While customer satisfaction isn't a complete externality to the airlines, it is only one of a number of factors that they consider when they dynamically optimize their performance. And if they keep you on the plane for six hours rather than keep you in the terminal for six hours, you're less likely to ask for a refund and go looking for another flight with a different airline. After all, you're already on the plane, they haven't told you when it will take off, and it could be any minute now -- so you wait.

12/26/2009 8:09 AM  
Blogger John Lott said...

Dear DJMooreTX:

There were several reasons why the airlines just don't immediately return to the terminal. But the main reasons are it is costly for the airlines to do that and unload the passengers and luggage and they might have some expectation that they will be given the all clear in a relatively short amount of time. There are a lot of trade-offs (some people would rather be getting on to their destination even if it means having to wait an additional half hour) and if the airline guesses what its passengers want wrong, it will suffer the loss of the patronage.

12/26/2009 1:28 PM  
Blogger John Lott said...

Dear Al B.:

Thanks for the post. On overbooking, I assume that you have never actually been bumped from a plane. What happens is that they keep offering people higher and higher payments until enough people value the pay off more than being on that flight. If the airlines didn't overbook, the airfares would be significantly higher. A number of passengers book seats and then cancel at the last moment. If you ever fly standby, you would see that it is actually quite common for people not to show up for a flight.

"they don't have to provide 'good' service, they just have to provide service that isn't any worse." My guess is that if someone thought that they could do a better job of figuring out the trade-offs in customer preferences that I mentioned (see post above), they would buy one of the airlines or start their own. The FAA rules will raise prices and do a much worse job of guessing customer preferences. Why do you think that the FAA will have a better incentive at getting these decisions correct?

12/26/2009 1:35 PM  
Blogger Al B. said...

John,

Thanks for your reply. You're right, I've never been bumped from a plane. I've also never made a reservation when the airline refused to issue me a seat assignment. However, I have been treated like a piece of meat enough times to come to the realization that my satisfaction is not the airline's primary concern -- cost (maximizing profit, minimizing loss) is. On one consulting job that I had in South Carolina, I had to travel back and forth from Philadelphia 16 times. On 15 of those 16 trips, I was either delayed for several hours or had either my initial flight or my connecting flight canceled.

Do I think that the new regulation will make the cost of flying more expensive? Absolutely! It changes the equations that an airline uses to compute its optimum strategy, which, given the amount of money it costs to run an airline, I have no doubt that they do on a constant, real-time basis. And it changes things on an industry-wide basis.
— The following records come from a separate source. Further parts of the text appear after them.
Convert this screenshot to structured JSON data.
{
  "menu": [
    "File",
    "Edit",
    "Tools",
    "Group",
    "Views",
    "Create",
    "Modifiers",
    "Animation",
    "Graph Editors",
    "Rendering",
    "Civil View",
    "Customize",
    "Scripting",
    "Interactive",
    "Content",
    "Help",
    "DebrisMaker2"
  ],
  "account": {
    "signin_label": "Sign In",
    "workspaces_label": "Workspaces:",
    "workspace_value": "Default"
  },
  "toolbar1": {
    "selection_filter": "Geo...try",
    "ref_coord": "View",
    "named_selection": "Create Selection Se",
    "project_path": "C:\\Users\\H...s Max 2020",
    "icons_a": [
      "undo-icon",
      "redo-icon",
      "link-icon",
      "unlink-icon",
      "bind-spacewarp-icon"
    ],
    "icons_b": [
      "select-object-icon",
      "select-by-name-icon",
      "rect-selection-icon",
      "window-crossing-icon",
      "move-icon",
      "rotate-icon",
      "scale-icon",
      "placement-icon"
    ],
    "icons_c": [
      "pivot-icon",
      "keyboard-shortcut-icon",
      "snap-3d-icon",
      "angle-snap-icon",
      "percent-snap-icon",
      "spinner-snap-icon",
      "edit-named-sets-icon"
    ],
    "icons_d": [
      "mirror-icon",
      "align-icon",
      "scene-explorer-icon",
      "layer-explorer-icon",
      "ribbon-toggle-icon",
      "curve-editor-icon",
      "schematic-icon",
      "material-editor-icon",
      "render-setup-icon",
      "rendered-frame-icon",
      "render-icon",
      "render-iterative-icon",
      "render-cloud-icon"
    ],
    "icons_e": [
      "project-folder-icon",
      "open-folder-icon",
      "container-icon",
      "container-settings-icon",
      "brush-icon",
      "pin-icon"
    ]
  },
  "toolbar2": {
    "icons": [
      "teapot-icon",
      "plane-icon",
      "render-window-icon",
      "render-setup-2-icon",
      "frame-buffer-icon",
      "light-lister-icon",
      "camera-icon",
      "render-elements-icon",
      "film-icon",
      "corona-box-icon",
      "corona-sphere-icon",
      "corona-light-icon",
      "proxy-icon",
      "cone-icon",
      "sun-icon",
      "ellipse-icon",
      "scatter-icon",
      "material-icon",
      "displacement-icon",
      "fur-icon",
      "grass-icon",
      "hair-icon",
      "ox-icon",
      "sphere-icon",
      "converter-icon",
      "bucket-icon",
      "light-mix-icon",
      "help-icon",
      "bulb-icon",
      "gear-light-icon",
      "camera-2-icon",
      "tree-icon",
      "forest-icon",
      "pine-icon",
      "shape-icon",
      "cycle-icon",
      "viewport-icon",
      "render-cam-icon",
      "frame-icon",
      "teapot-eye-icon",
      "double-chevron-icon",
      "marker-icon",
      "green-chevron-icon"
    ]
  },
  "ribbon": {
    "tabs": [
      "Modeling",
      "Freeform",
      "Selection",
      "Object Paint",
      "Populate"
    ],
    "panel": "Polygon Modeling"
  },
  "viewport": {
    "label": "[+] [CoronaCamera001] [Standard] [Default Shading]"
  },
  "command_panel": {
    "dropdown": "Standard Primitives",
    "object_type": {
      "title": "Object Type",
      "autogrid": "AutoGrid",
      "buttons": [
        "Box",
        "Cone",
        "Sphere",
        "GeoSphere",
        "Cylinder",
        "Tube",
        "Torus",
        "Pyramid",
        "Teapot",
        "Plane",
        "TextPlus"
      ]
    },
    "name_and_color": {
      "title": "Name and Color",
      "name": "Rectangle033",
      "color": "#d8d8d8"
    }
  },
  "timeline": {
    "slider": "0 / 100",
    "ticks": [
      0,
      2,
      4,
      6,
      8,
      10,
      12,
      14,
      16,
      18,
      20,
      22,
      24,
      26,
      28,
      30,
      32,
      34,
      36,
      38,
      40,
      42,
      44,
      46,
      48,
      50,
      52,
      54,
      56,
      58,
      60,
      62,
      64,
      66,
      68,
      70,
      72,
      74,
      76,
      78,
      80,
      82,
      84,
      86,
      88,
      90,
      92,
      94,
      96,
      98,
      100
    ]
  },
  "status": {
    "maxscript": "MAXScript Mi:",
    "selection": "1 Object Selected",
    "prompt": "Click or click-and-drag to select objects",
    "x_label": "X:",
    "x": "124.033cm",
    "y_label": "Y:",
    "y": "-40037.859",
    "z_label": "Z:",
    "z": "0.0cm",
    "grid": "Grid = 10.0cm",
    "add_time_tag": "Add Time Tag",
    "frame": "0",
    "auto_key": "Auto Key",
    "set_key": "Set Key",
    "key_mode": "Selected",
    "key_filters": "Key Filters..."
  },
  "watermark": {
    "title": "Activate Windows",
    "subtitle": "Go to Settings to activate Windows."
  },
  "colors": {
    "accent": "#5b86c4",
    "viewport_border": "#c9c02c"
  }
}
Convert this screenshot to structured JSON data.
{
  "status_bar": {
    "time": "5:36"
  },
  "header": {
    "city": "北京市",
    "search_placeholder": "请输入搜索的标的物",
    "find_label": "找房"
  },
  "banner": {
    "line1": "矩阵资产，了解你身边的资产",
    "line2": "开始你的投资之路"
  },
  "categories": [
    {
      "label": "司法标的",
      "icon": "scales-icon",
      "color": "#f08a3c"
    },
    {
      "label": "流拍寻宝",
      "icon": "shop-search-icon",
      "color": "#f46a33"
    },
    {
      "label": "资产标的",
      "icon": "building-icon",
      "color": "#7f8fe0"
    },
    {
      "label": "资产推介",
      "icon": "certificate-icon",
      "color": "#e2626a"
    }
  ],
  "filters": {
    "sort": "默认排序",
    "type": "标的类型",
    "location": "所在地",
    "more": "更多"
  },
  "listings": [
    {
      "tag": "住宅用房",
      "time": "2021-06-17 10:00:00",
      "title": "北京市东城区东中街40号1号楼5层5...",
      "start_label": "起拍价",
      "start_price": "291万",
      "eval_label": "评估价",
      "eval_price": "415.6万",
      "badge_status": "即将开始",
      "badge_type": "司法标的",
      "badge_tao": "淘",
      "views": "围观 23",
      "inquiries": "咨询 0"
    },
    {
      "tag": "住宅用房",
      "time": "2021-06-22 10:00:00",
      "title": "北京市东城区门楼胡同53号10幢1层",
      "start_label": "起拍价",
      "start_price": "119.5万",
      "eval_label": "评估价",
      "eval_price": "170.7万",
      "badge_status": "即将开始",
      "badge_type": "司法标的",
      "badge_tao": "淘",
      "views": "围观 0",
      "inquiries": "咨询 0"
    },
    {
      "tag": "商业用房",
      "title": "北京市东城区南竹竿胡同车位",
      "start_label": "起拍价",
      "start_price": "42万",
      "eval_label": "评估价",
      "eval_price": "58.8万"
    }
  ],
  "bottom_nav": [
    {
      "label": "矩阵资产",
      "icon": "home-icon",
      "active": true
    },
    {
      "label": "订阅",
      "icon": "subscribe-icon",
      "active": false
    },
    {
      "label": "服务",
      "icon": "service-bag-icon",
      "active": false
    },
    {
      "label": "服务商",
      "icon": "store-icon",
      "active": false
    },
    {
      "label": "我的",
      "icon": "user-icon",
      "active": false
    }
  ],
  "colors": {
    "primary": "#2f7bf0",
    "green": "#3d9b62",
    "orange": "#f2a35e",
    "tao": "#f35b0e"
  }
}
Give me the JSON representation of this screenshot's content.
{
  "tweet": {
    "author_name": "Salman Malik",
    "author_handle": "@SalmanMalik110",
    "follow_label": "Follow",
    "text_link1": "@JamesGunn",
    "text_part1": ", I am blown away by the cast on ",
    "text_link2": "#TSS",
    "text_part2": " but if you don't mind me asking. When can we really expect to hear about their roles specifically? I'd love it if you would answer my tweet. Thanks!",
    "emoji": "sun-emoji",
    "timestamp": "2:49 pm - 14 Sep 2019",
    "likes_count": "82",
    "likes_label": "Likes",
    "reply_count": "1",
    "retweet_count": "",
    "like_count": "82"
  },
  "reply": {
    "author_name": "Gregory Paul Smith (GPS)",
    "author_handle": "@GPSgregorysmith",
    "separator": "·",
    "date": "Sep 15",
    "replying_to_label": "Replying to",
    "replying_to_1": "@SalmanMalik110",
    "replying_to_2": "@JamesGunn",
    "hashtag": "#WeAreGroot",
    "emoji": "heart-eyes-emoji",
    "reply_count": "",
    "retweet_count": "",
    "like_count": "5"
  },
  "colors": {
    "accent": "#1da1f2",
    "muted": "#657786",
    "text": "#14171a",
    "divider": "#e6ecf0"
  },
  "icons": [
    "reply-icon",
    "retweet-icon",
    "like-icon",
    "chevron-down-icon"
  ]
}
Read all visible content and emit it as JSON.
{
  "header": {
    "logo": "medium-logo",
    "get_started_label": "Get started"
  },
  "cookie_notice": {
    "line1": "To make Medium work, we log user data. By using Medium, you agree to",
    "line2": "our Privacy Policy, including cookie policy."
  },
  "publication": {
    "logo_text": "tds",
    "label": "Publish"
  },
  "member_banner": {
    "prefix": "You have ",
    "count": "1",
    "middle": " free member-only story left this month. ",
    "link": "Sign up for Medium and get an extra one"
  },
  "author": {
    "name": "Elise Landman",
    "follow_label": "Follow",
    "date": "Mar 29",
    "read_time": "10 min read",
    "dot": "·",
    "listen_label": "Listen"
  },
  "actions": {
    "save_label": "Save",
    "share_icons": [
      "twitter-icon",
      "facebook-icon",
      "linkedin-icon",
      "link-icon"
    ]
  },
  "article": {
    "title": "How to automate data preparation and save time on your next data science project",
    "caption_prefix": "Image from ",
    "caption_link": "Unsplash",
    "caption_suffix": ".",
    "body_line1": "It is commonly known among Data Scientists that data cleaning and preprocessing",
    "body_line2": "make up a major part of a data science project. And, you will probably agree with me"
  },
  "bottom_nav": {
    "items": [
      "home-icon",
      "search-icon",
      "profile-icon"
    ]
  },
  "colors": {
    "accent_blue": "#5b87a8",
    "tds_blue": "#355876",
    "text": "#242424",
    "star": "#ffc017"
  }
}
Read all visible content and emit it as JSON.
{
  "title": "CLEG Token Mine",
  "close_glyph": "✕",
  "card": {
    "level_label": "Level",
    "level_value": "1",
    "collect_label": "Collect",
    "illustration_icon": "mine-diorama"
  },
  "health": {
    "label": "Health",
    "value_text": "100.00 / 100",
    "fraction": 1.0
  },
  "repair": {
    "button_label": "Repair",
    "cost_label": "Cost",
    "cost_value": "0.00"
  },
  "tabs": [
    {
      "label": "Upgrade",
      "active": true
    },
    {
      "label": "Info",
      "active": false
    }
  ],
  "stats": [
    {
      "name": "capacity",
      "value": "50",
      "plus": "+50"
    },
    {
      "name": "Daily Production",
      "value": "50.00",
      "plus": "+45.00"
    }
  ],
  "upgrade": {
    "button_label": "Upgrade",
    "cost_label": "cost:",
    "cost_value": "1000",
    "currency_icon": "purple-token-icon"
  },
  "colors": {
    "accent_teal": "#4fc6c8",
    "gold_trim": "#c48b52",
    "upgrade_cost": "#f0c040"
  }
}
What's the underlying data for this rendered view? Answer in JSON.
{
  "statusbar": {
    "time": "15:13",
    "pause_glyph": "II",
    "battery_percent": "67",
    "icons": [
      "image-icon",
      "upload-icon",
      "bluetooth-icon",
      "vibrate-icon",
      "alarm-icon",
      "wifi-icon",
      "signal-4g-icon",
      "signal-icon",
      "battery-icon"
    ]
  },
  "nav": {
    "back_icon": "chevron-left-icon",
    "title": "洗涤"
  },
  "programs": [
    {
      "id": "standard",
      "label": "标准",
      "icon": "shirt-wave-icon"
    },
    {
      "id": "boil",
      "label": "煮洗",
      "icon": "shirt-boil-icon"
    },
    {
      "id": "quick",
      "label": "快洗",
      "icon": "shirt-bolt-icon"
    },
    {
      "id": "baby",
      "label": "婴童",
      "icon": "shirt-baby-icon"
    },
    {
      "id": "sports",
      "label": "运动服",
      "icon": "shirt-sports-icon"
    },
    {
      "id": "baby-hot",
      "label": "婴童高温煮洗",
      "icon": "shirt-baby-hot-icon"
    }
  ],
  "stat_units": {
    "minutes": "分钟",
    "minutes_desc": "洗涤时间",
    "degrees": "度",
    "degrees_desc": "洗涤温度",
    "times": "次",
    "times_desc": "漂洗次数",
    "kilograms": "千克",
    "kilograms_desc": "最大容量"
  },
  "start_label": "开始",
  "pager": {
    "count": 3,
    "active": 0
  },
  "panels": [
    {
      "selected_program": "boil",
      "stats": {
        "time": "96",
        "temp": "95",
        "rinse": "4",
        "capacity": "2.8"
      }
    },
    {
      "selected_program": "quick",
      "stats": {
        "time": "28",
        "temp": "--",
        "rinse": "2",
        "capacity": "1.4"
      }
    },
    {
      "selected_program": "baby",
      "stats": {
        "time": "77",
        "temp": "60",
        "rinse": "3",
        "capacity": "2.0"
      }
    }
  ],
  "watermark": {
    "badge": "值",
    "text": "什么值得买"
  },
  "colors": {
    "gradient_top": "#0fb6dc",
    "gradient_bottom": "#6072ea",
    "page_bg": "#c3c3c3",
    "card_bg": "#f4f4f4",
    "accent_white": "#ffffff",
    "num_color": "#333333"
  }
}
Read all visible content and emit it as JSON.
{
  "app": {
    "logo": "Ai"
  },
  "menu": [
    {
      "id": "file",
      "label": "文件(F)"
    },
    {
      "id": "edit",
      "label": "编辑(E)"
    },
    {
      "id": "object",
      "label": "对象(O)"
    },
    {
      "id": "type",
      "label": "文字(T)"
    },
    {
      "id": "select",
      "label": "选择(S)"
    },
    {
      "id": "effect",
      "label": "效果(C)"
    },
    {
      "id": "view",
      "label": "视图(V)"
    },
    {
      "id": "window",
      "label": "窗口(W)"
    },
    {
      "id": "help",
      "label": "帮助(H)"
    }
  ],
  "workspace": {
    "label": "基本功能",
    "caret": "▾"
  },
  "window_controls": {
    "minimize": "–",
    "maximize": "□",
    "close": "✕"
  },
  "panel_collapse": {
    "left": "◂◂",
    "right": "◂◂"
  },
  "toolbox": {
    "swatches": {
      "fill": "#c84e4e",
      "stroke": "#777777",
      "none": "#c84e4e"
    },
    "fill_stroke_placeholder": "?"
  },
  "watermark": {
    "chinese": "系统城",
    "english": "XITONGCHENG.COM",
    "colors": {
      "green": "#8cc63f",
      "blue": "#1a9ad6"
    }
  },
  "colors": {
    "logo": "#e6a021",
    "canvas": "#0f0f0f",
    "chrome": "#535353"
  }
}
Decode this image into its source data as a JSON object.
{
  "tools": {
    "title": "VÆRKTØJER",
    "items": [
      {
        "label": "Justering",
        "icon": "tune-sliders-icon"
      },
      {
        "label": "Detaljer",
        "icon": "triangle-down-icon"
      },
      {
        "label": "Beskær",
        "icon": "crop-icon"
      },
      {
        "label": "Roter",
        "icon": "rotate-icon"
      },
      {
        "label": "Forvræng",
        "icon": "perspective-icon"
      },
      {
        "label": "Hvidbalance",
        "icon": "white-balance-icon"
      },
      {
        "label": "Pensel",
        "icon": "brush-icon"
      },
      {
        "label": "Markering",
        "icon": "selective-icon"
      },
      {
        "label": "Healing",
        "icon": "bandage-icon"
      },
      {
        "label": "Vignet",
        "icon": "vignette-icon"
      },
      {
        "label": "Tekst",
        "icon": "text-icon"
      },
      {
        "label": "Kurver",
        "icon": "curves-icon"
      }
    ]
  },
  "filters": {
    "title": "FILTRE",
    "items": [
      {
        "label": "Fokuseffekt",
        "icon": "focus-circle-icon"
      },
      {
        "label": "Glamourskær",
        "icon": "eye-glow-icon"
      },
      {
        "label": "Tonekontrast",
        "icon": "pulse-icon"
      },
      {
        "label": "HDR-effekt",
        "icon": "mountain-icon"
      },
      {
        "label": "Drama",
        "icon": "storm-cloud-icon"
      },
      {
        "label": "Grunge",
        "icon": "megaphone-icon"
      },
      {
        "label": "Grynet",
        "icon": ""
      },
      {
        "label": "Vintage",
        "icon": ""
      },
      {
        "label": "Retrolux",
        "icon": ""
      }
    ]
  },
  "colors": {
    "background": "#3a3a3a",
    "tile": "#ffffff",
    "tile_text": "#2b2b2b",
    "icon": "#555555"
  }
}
However, the fees thay my company pays to send me to remote places is an externality to me -- my time and the amount of aggravation that I experience are not. I suspect that this is true for the vast majority of the 822.5 million passengers who fly each year.

Raising airfares will no doubt reduce the number of travelers per year, as companies reduce the number of marginally cost-effective trips they have their employees make. This, in turn, will force the airlines to develop new optimal strategies to attract customers at a lower level of total business that also demands greater respect for customer comfort. The result should be a kinder, gentler air travel system. Those of us who can't vote with our feet can still complain to our elected representatives, who can then influence the FAA.